Jul 25, 2016 03:58 AM EDT
Experts proposed the use of behavioral changes in a person as an indication of a very early stage of dementia
(Photo : Carsten Koall/Getty Images)

A group of neuropsychiatrists and Alzheimer's experts suggest suggests that sharp changes in the mood and behavior of an individual could indicate a very early stage of dementia.

According to the report from Tech Times, experts believe that some conditions, which are considered to be a psychiatric issue or just a mere part of aging, may also be "a stealth symptom" of dementia. Due to this, they have proposed the creation of a new diagnosis called mild behavioral impairment.

Mild behavioral impairment is proposed to be a clinical designation preceding mild cognitive impairment. Patients with mild cognitive impairment experience some cognitive problems but still able to perform most of their daily functions.

Under the proposal is a new 38-question checklist that could be used to identify people at greater risk of dementia. The checklist include questions pertaining changes in an individual's behavior, including anxiety, depression, agitation, impulsiveness and socially inappropriate.

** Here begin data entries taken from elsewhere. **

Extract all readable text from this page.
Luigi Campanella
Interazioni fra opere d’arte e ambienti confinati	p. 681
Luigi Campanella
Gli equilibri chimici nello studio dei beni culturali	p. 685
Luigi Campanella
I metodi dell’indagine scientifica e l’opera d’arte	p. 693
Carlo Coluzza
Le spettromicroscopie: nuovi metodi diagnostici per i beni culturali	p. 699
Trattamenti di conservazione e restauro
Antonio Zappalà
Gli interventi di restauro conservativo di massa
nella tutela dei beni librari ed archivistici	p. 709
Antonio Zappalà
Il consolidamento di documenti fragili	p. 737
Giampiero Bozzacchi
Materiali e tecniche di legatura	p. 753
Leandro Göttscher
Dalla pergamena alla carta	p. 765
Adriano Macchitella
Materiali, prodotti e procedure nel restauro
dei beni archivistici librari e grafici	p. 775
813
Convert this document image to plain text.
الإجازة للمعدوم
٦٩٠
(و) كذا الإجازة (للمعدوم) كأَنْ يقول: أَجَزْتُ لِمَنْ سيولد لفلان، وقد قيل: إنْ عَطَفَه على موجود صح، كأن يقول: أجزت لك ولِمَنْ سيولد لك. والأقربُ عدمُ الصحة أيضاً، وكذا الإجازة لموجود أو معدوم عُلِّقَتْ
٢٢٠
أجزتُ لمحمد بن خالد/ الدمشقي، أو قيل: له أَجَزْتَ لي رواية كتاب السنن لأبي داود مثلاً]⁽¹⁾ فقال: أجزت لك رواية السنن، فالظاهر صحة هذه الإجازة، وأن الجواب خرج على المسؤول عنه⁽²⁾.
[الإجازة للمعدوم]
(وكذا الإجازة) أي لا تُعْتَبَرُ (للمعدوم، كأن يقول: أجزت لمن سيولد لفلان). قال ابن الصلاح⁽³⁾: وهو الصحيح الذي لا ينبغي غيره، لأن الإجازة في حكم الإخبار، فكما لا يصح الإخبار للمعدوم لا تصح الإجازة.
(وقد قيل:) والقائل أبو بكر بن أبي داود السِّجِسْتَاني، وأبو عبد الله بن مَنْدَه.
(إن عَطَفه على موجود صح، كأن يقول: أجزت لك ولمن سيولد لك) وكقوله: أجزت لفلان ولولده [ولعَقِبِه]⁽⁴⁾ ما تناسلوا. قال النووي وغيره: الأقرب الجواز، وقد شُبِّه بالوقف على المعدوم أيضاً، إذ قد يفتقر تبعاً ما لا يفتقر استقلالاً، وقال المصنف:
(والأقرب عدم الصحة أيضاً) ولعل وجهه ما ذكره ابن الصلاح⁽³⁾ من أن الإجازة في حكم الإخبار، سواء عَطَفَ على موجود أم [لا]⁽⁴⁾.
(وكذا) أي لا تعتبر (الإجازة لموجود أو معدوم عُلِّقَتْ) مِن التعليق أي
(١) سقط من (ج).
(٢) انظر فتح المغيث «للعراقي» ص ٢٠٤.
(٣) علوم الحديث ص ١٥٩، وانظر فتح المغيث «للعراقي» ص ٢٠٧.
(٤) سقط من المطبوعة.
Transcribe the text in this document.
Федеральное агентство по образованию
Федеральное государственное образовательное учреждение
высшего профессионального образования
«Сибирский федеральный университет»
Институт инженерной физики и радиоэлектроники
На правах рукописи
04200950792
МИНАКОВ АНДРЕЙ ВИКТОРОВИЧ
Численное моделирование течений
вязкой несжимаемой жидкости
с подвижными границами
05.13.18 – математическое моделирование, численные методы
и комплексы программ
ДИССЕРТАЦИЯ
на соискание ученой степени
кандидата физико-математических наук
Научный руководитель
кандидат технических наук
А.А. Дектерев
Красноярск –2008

According to the report from Daily Mail, experts have come up with the list of warning signs after following 282 people with cognitive impairment. They have observed 78 percent of the participants were affected by mood swings, 65 percent by impulse control, 52 percent by apathy, 28 percent by social inappropriateness and 9 percent by psychosis.

However, experts noted that the warning signs should last for about six months to be considered as an indication of early onset of dementia. Many conditions can cause some of the warning signs proposed by the experts. Menopause can also cause mood swings, depression and anxiety.

"There's the potential benefit of early diagnosis, identifying people more likely to decline," explained Dr. Kenneth Langa, a professor of internal medicine at the University of Michigan, in a report from New York Times. But "the flip side is overdiagnosis, labeling someone and getting people in the clinical cascade, where you start doing the test and people start doing more brain imaging and being at the doctor's more and getting more concerned."